Like I mentioned in the post on web comedy, something about the experience of the World Wide Web, the experience of working with a screen, seems to loosen our hold on reality. Maybe we’ve trained ourselves to do it by reading stories and playing video games with very vague visual details (sometimes just text). Maybe it’s part of blocking out the world around us so we can focus and interact on the screen. Maybe it’s a residue of the awkward metaphors of “cyberspace,” or maybe this is where those metaphors come from. But I think we are amenable to the suggestion of a possible world where everything is different, even more so than when we read a book or watch a movie. The closest thing might be comic books, which likewise play endlessly with time travel, alternate universes, and what-if scenarios.

Rome, Sweet Rome” is a short story that began as part of a Reddit thread and eventually turned into a movie deal. It’s about a modern US Marine Corps unit that gets sucked back in time and fights Roman soldiers in 23 BC. It’s just like one of the thousand of ridiculous “what if?” conversations that take place on the web every day. But it’s also something that the people who were involved with it while it was being made never forgot.

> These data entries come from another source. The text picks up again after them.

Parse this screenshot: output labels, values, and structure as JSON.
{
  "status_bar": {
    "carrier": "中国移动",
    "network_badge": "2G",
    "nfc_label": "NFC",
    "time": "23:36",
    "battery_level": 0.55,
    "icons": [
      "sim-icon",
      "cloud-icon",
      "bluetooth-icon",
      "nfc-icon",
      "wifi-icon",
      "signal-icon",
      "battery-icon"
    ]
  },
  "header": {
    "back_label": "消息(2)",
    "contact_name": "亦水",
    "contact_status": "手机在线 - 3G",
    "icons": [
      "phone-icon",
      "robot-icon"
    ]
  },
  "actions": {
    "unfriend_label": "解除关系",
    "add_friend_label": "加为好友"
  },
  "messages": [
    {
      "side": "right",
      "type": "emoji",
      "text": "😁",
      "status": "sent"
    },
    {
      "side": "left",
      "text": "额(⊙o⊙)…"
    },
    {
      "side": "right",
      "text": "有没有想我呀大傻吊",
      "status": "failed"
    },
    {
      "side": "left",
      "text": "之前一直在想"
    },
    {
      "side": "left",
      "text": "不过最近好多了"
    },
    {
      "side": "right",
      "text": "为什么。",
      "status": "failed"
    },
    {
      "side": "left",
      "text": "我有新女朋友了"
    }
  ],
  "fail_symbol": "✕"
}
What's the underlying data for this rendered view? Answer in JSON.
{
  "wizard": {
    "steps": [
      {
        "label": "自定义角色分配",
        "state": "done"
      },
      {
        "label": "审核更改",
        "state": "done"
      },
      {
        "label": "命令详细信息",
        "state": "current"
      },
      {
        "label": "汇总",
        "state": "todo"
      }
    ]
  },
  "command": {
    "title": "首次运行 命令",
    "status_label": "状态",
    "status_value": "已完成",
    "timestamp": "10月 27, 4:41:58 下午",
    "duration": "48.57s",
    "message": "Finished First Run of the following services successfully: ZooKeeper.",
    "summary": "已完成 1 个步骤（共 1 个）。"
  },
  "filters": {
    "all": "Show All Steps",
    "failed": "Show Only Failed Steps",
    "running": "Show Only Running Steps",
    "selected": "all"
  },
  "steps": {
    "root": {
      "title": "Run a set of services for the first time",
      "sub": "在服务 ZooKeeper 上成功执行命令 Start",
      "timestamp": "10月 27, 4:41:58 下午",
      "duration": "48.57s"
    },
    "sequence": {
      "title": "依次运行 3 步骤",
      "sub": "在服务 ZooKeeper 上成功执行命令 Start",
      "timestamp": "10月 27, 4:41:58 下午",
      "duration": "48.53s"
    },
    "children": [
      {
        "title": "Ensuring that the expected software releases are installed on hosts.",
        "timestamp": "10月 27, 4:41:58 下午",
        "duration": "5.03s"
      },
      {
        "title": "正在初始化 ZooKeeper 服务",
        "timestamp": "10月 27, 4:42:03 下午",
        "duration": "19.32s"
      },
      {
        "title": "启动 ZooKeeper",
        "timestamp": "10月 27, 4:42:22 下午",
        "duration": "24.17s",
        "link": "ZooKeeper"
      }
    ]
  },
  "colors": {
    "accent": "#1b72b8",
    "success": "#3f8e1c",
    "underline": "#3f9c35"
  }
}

A People’s History of Tattooine is something I was involved with, although someone else nominated it for part of the time capsule. In 2014, a bunch of geeky dads (mostly) on a Saturday started to wonder how the Star Wars stories would be told not by the Rebellion or the Empire, but by the nonhuman people seen throughout the series. In other words, as Jake Harris wrote, “what if Mos Eisley wasn’t really that wretched and it was just Obi Wan being racist again?”

This attitude, which treats almost nothing with reverence, but everything with care for its consistency and its consequences, is one of the fundamental modes of being on the web. It’s not like traditional fandom, scholarly pedantry, or manual-driven computation, where the original texts are treated like sacred writ. It’s fanfic, it’s slashfic, it’s deconstruction, it’s inventing your own entire fork of a standard because the standard doesn’t do what you think it ought to do. And it’s an attitude particularly well-suited for world-building.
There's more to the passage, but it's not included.